“O Lord, hear my voice. Let your ears be attentive to my cry for mercy. If you, O LORD, kept a record of sins, Lord, who could stand? But with you there is forgiveness; therefore you are feared. I wait for the LORD, my soul waits, and in his word I put my hope. My soul waits for the Lord more than watchmen wait for the morning, more than watchmen wait for the morning. O Israel, put your hope in the LORD, for with the LORD is unfailing love and with him is full redemption. He himself will redeem Israel from all their sins.”
“Shouldn’t that crush our hearts and make us bow our heads in an endless sorrow? Shouldn’t that bring all human beings who believe that life is worth living together in a common contrition and a public penance? Shouldn’t that bring us finally to a confession that we as a people have sinned and need forgiveness and healing?” (Henri Nouwen)
Henri Nouwen gives this quote in the context of having a contrite heart. A contrite heart is a humble, confessing and repenting heart. Contrition is good but what is not good is too much individual focus. Nouwen writes, “But if the catastrophical events of our days, the wars, mass murders, unbridled violence, crowded prisons, torture chambers, the hunger and illness of millions of people and the unnamable misery of a major part of the human race is safely kept outside the solitude of our hearts, our contrition remains no more than a pious emotion.”
We have to let some of the pain in. We have to allow the condition of the human race to penetrate our hardened hearts so that we re-discover the real value of this life God has blessed us with. It is in the solitude of our hearts where we most need to re-connect with the human race and lift its fallen condition before a holy God.
I’m guilty, how about you? How often do I come across the pain and suffering of my fellow human beings and choose to steel my heart so that it doesn’t penetrate to my core? What am I afraid of?

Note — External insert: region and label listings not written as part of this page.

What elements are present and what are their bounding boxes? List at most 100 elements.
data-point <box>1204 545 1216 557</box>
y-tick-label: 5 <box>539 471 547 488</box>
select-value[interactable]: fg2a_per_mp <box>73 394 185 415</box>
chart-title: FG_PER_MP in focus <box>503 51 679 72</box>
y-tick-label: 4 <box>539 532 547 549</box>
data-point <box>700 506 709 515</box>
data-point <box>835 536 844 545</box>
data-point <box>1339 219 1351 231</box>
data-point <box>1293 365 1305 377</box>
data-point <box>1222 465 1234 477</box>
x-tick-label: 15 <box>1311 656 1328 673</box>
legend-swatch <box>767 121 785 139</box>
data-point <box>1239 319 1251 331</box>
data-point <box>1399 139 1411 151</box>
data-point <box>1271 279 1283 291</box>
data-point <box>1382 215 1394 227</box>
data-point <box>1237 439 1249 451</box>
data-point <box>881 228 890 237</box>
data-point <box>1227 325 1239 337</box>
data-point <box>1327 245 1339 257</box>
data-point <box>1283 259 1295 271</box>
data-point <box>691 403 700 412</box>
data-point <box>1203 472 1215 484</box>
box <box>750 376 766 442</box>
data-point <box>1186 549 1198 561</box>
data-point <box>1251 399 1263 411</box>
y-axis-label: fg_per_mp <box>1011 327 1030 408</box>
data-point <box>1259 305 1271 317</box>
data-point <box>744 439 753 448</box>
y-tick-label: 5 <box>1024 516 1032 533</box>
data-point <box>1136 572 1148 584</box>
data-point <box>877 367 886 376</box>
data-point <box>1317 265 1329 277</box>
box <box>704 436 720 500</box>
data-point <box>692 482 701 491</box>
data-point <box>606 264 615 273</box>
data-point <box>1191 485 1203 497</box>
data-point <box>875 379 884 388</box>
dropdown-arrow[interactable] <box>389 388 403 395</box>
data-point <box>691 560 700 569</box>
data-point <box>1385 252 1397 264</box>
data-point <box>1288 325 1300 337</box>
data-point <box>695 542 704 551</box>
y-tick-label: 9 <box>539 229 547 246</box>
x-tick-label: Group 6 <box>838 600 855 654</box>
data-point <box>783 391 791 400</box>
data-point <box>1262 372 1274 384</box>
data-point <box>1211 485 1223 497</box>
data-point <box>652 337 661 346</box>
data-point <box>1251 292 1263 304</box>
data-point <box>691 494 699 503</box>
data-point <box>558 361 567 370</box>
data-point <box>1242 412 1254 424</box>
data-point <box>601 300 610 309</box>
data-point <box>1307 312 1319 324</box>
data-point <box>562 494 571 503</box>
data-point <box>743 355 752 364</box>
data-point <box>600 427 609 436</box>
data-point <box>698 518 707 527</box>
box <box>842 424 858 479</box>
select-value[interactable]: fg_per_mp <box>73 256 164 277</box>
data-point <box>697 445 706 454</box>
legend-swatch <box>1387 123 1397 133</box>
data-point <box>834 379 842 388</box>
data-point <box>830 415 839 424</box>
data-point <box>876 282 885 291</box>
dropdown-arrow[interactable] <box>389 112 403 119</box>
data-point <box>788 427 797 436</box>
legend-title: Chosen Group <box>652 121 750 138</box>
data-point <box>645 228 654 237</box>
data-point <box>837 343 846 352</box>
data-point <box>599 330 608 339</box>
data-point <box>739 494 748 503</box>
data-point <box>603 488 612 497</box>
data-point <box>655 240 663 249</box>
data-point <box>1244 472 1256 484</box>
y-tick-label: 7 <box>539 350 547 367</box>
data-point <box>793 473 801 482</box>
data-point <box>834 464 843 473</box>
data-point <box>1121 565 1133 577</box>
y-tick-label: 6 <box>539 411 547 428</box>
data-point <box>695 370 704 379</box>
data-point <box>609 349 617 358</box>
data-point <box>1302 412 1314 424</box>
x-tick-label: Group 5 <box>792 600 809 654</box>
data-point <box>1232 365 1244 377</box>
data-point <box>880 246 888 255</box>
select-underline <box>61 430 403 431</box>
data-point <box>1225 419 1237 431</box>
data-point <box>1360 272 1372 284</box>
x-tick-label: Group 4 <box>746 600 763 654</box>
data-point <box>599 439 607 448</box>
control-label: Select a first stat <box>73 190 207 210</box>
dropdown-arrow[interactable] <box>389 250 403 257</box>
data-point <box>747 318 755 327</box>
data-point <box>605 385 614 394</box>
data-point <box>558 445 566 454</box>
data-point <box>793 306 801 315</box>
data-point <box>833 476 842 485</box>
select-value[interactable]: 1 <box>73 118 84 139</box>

I’ll tell you exactly what I’m afraid of. I’m afraid I’ll be able to see nothing else. I’m afraid I’ll have to walk away from my own life for one minute and help another. I’m afraid I’ll be changed and that the change will be painful. I’m afraid I’ll have to give up my own version of happiness. I’m afraid I won’t know where to stop. I’m afraid there won’t be enough of me to really help. I’m afraid I’ll have to act like a Christian and live the life God has called me to.
I say I value life but do I? I say sin is sin but am I really willing say I am sinful?
Here’s the truth in this matter: we are members of the human race and, in some way, we are responsible for what does and does not happen. We own the human condition together. Do I think I’m better than those who are suffering on the other side of the world? How about those people on the other side of the block? I am not above the human condition. I am a part of the human race and I have a part in confessing the sins of my race. We all do. It’s a collective contrition. What would happen if Christians actually cared for the world they live in? What would happen if we truly lifted one another up in prayer deep in the solitude of our hearts? Could a world be changed for the better? Could we find the faith with which to move a mountain of humanity?
Oh Lord, break through to the inner core of my heart and, there, allow enough of the pain and suffering of this world to flow in to move me towards understanding my role in the human race and towards the action I need to provide to the world around me.